この品を最初に目にしたときは、「何じゃこりゃ?、こんな藍九谷あるんかいな」と思ってしまい入手しませんでしたが
その後、柴コレの図録等で同手を見つけ、何とか購入できた品です。


回想の古伊万里 128(染付菊花文深皿)

2021-05-20 20:46:33 | 古伊万里
ウチの古伊万里もだんだんショボい品だけになってきましたが、古伊万里の師匠であるDr.kさんが「染付菊花文小鉢」が紹介されており
勝手に便乗する形でウチの似たような深皿を紹介することにしました。
「染付菊花文深皿」
八角形に成形された16cmほどの深皿で、器面を天明期に登場する「茄子紺」と呼ばれる濃い呉須で塗りつぶし
その中に墨弾きの技法を使って菊文を散らし、さらに地紋として唐草文が描かれています。
倉石梓氏の「古伊万里染付図譜」ではこのタイプを「白抜様式」、さらにその中でも「墨弾き併用グループ」と分類しています。

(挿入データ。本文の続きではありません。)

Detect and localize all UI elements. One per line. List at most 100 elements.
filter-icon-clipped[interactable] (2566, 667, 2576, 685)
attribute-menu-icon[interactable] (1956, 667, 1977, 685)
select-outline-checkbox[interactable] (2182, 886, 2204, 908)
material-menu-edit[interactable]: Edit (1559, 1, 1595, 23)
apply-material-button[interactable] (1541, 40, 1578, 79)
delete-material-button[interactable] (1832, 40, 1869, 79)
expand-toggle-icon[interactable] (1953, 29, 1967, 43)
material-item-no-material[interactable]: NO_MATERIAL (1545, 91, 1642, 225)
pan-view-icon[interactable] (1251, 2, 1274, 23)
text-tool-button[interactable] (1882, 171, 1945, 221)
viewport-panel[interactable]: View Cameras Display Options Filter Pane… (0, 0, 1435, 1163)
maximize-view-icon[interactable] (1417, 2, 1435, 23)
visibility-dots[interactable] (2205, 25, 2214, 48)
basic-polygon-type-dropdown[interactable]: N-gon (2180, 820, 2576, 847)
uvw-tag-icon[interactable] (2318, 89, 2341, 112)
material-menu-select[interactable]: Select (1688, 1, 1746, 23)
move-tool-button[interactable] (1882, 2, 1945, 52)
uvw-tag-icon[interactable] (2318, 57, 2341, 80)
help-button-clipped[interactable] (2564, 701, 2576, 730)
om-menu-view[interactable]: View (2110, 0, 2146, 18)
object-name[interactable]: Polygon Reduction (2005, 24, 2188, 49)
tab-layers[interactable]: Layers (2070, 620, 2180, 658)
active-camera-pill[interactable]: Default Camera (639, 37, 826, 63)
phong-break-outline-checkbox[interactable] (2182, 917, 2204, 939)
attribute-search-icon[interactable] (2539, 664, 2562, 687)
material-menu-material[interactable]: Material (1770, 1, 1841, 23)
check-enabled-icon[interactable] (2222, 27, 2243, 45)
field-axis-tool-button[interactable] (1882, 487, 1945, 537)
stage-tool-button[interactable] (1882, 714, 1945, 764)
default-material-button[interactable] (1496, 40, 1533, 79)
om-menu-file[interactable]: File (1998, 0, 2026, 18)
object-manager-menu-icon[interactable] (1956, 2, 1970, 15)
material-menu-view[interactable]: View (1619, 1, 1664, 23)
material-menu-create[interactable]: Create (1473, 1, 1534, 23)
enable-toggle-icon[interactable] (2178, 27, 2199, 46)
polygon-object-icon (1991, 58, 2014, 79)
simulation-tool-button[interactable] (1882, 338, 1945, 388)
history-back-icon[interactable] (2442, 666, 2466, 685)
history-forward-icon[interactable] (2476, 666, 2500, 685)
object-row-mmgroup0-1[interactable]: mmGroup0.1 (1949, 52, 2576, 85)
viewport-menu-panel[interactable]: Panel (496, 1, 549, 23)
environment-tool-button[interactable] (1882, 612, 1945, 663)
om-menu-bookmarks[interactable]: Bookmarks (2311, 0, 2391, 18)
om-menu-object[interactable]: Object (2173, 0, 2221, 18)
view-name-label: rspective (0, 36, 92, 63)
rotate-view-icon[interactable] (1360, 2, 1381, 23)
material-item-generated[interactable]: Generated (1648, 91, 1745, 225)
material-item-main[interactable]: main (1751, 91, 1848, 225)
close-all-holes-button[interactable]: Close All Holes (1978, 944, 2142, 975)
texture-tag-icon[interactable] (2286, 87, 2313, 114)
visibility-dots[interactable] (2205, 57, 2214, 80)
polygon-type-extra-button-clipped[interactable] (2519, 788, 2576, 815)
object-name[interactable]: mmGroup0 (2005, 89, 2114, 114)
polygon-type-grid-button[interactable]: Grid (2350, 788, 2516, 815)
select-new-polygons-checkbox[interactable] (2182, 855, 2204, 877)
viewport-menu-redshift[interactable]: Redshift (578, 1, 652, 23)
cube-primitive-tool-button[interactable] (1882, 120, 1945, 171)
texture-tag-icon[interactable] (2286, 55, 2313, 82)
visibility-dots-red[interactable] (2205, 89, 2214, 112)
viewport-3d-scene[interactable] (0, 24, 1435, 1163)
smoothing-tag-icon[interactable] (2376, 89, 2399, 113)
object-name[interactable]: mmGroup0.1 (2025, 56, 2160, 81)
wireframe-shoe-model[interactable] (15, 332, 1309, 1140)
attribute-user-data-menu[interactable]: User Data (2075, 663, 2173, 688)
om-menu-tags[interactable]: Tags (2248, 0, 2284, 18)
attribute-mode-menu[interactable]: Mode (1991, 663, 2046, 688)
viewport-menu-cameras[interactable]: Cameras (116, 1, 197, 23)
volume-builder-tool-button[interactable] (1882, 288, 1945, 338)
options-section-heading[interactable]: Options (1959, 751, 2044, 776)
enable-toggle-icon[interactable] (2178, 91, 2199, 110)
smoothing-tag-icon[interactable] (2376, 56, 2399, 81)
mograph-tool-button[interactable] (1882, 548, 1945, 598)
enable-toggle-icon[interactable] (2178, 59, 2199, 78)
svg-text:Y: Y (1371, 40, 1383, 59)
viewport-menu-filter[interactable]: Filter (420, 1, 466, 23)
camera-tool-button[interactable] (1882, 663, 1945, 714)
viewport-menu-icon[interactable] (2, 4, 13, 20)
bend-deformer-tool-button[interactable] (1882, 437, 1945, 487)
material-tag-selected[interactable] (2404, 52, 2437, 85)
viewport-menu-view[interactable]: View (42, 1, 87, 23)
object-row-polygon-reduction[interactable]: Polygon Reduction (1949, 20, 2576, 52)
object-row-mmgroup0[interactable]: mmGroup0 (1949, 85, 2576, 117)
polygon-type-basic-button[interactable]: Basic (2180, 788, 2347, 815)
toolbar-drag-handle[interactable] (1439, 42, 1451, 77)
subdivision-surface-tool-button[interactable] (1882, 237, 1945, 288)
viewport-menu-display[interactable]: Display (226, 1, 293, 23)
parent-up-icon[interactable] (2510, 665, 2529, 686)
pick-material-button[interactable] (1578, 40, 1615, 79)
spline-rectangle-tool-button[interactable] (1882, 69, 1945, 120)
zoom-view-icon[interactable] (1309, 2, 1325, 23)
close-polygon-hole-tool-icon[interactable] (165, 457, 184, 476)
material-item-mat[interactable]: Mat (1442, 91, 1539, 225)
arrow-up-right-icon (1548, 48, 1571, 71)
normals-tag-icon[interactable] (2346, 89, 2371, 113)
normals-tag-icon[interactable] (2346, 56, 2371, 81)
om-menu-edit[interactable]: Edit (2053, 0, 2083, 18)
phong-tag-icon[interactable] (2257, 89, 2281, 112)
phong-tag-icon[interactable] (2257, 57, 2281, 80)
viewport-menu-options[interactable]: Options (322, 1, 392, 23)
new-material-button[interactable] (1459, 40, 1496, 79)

時代的には18世紀後半(天明~寛政期)と考えられ、落款が入らず、蛇の目高台ではない点からも、この時代の特長が見て取れます。
ワタシがこの品を入手したのは十数年前で、当時はまだ生活骨董のブームが残っていた時代で
業者さんもまだもっともらしい値段を付けて売っていたものでした。
白抜様式はこの時代を代表する様式の一つではありますが、あくまでも生活骨董であり
現在では本来の骨董としての価値は失われてしまったんでありましょうか。
(幕末の雑器として扱われていた時代に戻った!?)

初めて買った陶磁器(九谷焼花鳥文瓢形徳利一対)

2021-05-16 21:33:39 | 日記
今から25~6年前、地元のデパートで開催されていた骨董市で初めて購入した「陶磁器」です
「九谷焼花鳥文瓢形徳利」

扱っていたのは酒田のお隣、庄内町(当時は余目町)のベテラン業者さんで、当時の私は骨董に興味を持ち始めたばかりでした
当然、九谷も有田も瀬戸もよくワカラン訳でありまして、ただなんとなく「綺麗な徳利だな」というだけで購入した覚えがあります。

捻じりの入った瓢形徳利で、胴の部分には二羽の鳥と桃、そして紅葉が典型的な九谷焼の色使いで絵付けされています
首の部分にもなにやら地紋が描かれています
落款は緑地に角福という、古九谷に倣ったものですね
時代ははっきりしないものの、恐らくは昭和に入ってからの品(業者さんは大正とか言ってましたが)
いわゆる工芸品というか土産物のような品ではないかと思われますが、物の善し悪しは別として
私にとっては陶磁器収集の出発点となった品なのは確かです。